Competitor Binance to announce plans to acquire the exchange, but sent crypto stocks plunging Wednesday when it pulled out of the deal, saying in a statement that its rival’s “issues are beyond our control or ability to help.”
“An exchange really shouldn’t have problems getting its customers their deposits,” Frances Coppola, a U.K.-based economist, told the WSJ. “It shouldn’t be doing anything with those assets. They should literally be sitting there so people can use them”
Sounds like Sequoia partners were mesmerized from beginning & had blinders on. If I found out a founder was playing a videogame at same time while raising money, I would say that’s a red flag that he didn’t care about investors capital – def not something to get excited about pic.twitter.com/n1kz0JKZ87
— tae kim 🐀 (@firstadopter) November 9, 2022
Traditional brokers are legally obligated to keep client assets and company assets separated, the WSJ reported. In a similar collapse following risky bets using customer assets, brokerage firm MF Global was fined $100 million in 2013.

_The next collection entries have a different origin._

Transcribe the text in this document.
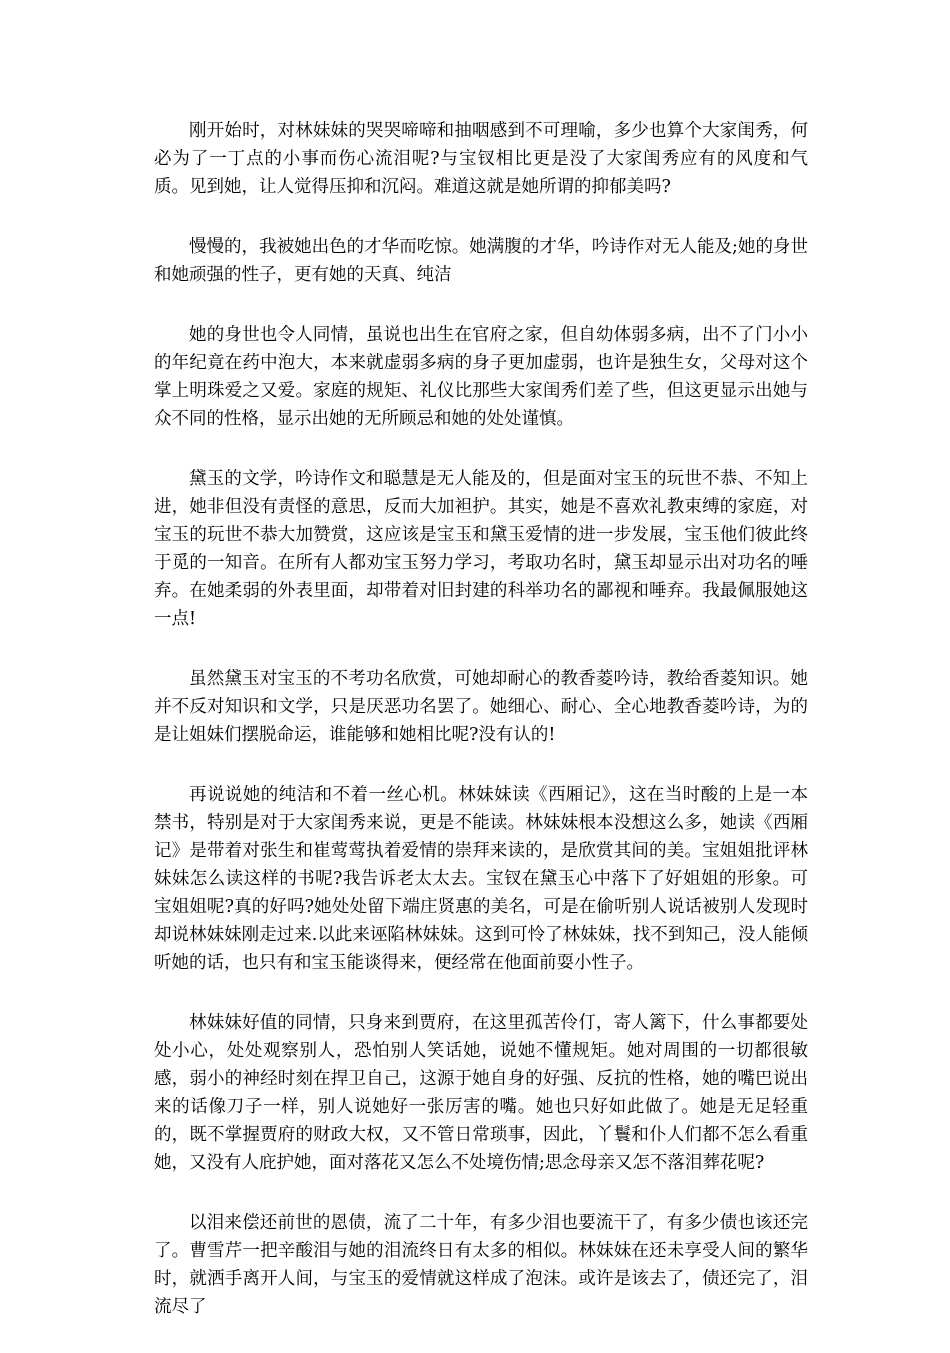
刚开始时，对林妹妹的哭哭啼啼和抽咽感到不可理喻，多少也算个大家闺秀，何必为了一丁点的小事而伤心流泪呢?与宝钗相比更是没了大家闺秀应有的风度和气质。见到她，让人觉得压抑和沉闷。难道这就是她所谓的抑郁美吗?

慢慢的，我被她出色的才华而吃惊。她满腹的才华，吟诗作对无人能及;她的身世和她顽强的性子，更有她的天真、纯洁

她的身世也令人同情，虽说也出生在官府之家，但自幼体弱多病，出不了门小小的年纪竟在药中泡大，本来就虚弱多病的身子更加虚弱，也许是独生女，父母对这个掌上明珠爱之又爱。家庭的规矩、礼仪比那些大家闺秀们差了些，但这更显示出她与众不同的性格，显示出她的无所顾忌和她的处处谨慎。

黛玉的文学，吟诗作文和聪慧是无人能及的，但是面对宝玉的玩世不恭、不知上进，她非但没有责怪的意思，反而大加袒护。其实，她是不喜欢礼教束缚的家庭，对宝玉的玩世不恭大加赞赏，这应该是宝玉和黛玉爱情的进一步发展，宝玉他们彼此终于觅的一知音。在所有人都劝宝玉努力学习，考取功名时，黛玉却显示出对功名的唾弃。在她柔弱的外表里面，却带着对旧封建的科举功名的鄙视和唾弃。我最佩服她这一点!

虽然黛玉对宝玉的不考功名欣赏，可她却耐心的教香菱吟诗，教给香菱知识。她并不反对知识和文学，只是厌恶功名罢了。她细心、耐心、全心地教香菱吟诗，为的是让姐妹们摆脱命运，谁能够和她相比呢?没有认的!

再说说她的纯洁和不着一丝心机。林妹妹读《西厢记》，这在当时酸的上是一本禁书，特别是对于大家闺秀来说，更是不能读。林妹妹根本没想这么多，她读《西厢记》是带着对张生和崔莺莺执着爱情的崇拜来读的，是欣赏其间的美。宝姐姐批评林妹妹怎么读这样的书呢?我告诉老太太去。宝钗在黛玉心中落下了好姐姐的形象。可宝姐姐呢?真的好吗?她处处留下端庄贤惠的美名，可是在偷听别人说话被别人发现时却说林妹妹刚走过来.以此来诬陷林妹妹。这到可怜了林妹妹，找不到知己，没人能倾听她的话，也只有和宝玉能谈得来，便经常在他面前耍小性子。

林妹妹好值的同情，只身来到贾府，在这里孤苦伶仃，寄人篱下，什么事都要处处小心，处处观察别人，恐怕别人笑话她，说她不懂规矩。她对周围的一切都很敏感，弱小的神经时刻在捍卫自己，这源于她自身的好强、反抗的性格，她的嘴巴说出来的话像刀子一样，别人说她好一张厉害的嘴。她也只好如此做了。她是无足轻重的，既不掌握贾府的财政大权，又不管日常琐事，因此，丫鬟和仆人们都不怎么看重她，又没有人庇护她，面对落花又怎么不处境伤情;思念母亲又怎不落泪葬花呢?

以泪来偿还前世的恩债，流了二十年，有多少泪也要流干了，有多少债也该还完了。曹雪芹一把辛酸泪与她的泪流终日有太多的相似。林妹妹在还未享受人间的繁华时，就洒手离开人间，与宝玉的爱情就这样成了泡沫。或许是该去了，债还完了，泪流尽了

While MF Global customers were eventually able to recoup their losses following bankruptcy proceedings, it is unclear if FTX customers can enjoy the same peace of mind, the WSJ reported.
“This was about FTX International,” Bankman-Fried tweeted Thursday. “FTX US, the US based exchange that accepts Americans, was not financially impacted by this shitshow. It’s 100% liquid. Every user could fully withdraw (modulo gas fees etc). Updates on its future coming.”
Before the crisis, Bankman-Fried enjoyed a positive reputation, and portrayed himself as primarily being motivated to make money in order to donate it, according to venture firm Sequoia Capital. FTX has been under investigation by both the U.S. Securities and Exchange Commission and the Department of Justice for several months, and staff at the two agencies were in regular contact, the WSJ reported Nov. 9, citing anonymous sources.
FTX did not immediately respond to a Daily Caller News Foundation request for comment. The website for Alameda Research has gone private and the DCNF was unable to contact a representative.